The French fascination with the guillotine has found a new focus over the last week. The man under the knife is France’s silver-haired prime minister, Michel Barnier, known for composure on previous scaffolds.

His political life could even be over this week, or possibly before Christmas, a prospect prompting ghoulish speculation about financial chaos, American-style government shutdown and unpaid salaries for the fifth of France’s work force on the public payrolls. That the country might soon be without a government is adding to the French malaise — a soup of industrial layoffs, strikes, demonstrating farmers, anemic growth and a yawning deficit.

The prospect of a government collapse sent French borrowing costs soaring relative to Germany’s last week, pushing them almost to the level of Greece’s. A showdown could come as early as Monday, when Mr. Barnier might try to force through a budget bill on government health care and other social spending.

Even Mr. Barnier, a veteran politician who negotiated a tough Brexit deal for the European Union and served four times as a minister in previous governments, concedes that he is living on borrowed time.
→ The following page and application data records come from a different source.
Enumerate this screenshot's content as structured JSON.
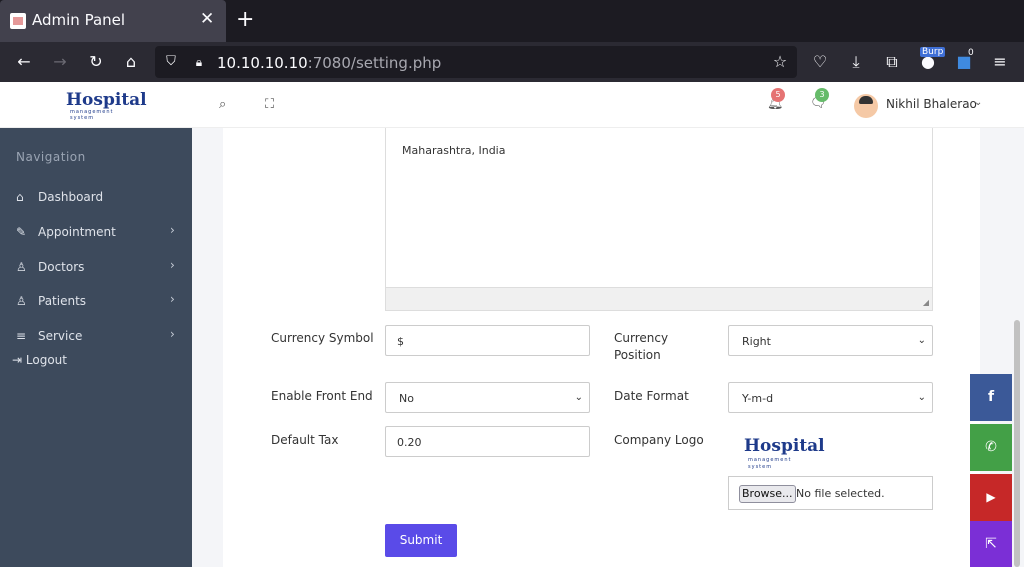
{
  "browser": {
    "tab_title": "Admin Panel",
    "url_host": "10.10.10.10",
    "url_rest": ":7080/setting.php",
    "burp_label": "Burp",
    "ext_badge": "0"
  },
  "header": {
    "logo_text": "Hospital",
    "logo_sub": "management system",
    "notif_count": "5",
    "msg_count": "3",
    "user_name": "Nikhil Bhalerao",
    "colors": {
      "notif": "#e57373",
      "msg": "#66bb6a"
    }
  },
  "sidebar": {
    "heading": "Navigation",
    "items": [
      {
        "label": "Dashboard",
        "icon": "home-icon",
        "has_sub": false
      },
      {
        "label": "Appointment",
        "icon": "edit-icon",
        "has_sub": true
      },
      {
        "label": "Doctors",
        "icon": "user-icon",
        "has_sub": true
      },
      {
        "label": "Patients",
        "icon": "user-icon",
        "has_sub": true
      },
      {
        "label": "Service",
        "icon": "menu-icon",
        "has_sub": true
      }
    ],
    "logout": "Logout"
  },
  "form": {
    "address_text": "Maharashtra, India",
    "currency_symbol_label": "Currency Symbol",
    "currency_symbol_value": "$",
    "currency_position_label": "Currency Position",
    "currency_position_value": "Right",
    "enable_front_end_label": "Enable Front End",
    "enable_front_end_value": "No",
    "date_format_label": "Date Format",
    "date_format_value": "Y-m-d",
    "default_tax_label": "Default Tax",
    "default_tax_value": "0.20",
    "company_logo_label": "Company Logo",
    "browse_label": "Browse...",
    "no_file_text": "No file selected.",
    "submit_label": "Submit"
  },
  "social": [
    {
      "icon": "facebook-icon",
      "color": "#3b5998"
    },
    {
      "icon": "whatsapp-icon",
      "color": "#43a047"
    },
    {
      "icon": "youtube-icon",
      "color": "#c62828"
    },
    {
      "icon": "external-link-icon",
      "color": "#7b2fd6"
    }
  ]
}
The woman in control of the blade is Marine Le Pen, leader of the far-right populist National Rally, which has more seats in the lower house of the French Parliament than any other party.

She doesn’t like Mr. Barnier’s budget of some $60 billion in tax increases and spending cuts. She doesn’t like his cuts to some medical reimbursements and increases in electricity fees — “violent, unjust, inefficient,” she told reporters on Tuesday — and she has suggested that her party will censure him if he forces his budgets through without a vote in Parliament. Mr. Barnier gave ground on the electricity fees on Thursday, but Ms. Le Pen said that was not enough.

Bypassing the lower house of Parliament — a French oddity, permitted under the Constitution — often provokes cries of autocracy and outrage among lawmakers. Led by the left, and joined by the far right, they will almost definitely put the government to a confidence vote.